Com as queimadas, cresce o número de atropelamentos de animais, afugentados pelo fogo e atordoados pela fumaça. Segundo a plataforma Estrada Viva, do governo do Mato Grosso do Sul, até agosto, 199 foram atropelados.
Nos últimos meses, santuários importantes da ONG Onçafari no Pantanal foram queimados. No início do ano, pela primeira vez desde 2020 — quando um terço do Pantanal queimou — a população de araras-azuis voltava a crescer na Reserva São Francisco do Perigara, maior refúgio da espécie no mundo. Mas nos últimos meses, 90% de sua área foi queimada.

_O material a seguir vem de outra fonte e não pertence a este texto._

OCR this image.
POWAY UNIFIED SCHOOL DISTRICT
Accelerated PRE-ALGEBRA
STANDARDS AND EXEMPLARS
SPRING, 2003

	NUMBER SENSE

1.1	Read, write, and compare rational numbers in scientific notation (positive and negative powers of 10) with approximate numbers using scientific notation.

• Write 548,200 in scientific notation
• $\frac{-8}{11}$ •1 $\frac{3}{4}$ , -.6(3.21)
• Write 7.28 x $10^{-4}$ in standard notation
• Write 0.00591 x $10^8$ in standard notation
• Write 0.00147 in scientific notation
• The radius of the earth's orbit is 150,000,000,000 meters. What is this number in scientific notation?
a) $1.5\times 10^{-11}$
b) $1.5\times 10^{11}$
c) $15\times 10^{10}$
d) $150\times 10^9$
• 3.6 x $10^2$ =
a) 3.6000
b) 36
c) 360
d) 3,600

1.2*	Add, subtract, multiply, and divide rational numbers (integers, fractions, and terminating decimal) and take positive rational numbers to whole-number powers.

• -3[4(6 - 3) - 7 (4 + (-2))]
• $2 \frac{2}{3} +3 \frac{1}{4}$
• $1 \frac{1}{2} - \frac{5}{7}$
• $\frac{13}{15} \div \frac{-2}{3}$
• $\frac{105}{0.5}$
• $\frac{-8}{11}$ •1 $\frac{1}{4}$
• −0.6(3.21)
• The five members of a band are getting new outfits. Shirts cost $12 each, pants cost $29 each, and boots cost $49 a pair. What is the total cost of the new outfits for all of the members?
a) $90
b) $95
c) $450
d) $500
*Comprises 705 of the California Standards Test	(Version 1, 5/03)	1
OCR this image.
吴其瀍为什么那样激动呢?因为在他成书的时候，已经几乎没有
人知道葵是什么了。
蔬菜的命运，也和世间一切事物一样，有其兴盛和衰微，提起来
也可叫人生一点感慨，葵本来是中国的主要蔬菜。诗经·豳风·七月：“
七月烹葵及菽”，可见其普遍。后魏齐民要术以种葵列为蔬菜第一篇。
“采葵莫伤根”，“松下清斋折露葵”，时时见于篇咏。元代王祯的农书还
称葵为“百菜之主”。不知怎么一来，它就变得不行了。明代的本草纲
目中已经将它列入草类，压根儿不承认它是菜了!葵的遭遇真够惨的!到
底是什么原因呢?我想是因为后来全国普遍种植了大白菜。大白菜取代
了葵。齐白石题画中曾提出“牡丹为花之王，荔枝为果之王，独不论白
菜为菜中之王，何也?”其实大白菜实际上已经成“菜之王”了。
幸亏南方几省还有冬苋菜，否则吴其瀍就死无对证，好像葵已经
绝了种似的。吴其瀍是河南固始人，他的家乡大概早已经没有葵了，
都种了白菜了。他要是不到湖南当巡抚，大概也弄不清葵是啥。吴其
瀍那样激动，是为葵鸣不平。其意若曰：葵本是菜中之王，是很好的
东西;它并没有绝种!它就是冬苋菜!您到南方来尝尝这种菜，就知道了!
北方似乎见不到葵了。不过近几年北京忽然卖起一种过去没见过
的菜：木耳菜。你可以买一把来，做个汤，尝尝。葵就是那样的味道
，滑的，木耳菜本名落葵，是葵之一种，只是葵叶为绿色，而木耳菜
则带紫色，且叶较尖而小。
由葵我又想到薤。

As aves voam e conseguem escapar, diz Mario Haberfeld, fundador da ONG. Mas a perda de habitat pode ser fatal a longo prazo.
As reservas Santa Sofia e Caimã, onde vivem onças, tatus, tamanduás, macacos e jacarés, tiveram 65% e 80% de sua área queimadas. O fogo atingiu o corredor ecológico de 430 mil hectares (o triplo da cidade de São Paulo) criado pela Onçafari com a conexão entre 12 propriedades.
“Até onça encontramos carbonizada. Se uma onça não conseguia fugir, imagina outros animais. Encontramos vários queimados ou machucados, como macacos, antas e tamanduás”, conta Haberfeld.
A Onçafari intensificou as ações para recuperação da fauna, com construção de poços e açudes, para que animais encontrem água. Pelo menos três onças foram resgatadas. Mas os riscos se prolongam, alerta Haberfeld.
“Se não tiver caça disponível para a onça, como cotia e capivara, ela pode acabar predando bois e vacas. Isso gera reação de fazendeiros”.
Em Minas, o fogo chegou à Serra do Caraça, onde fica o santuário do lobo-guará, visto quase todas as noites no pátio da Igreja Nossa Senhora Mãe dos Homens. Outro local sob risco é o dos pirarucus na Ilha do Bananal, no Tocantins. No início do mês, devido à seca, brigadistas do Ibama precisaram resgatar os peixes com as mãos.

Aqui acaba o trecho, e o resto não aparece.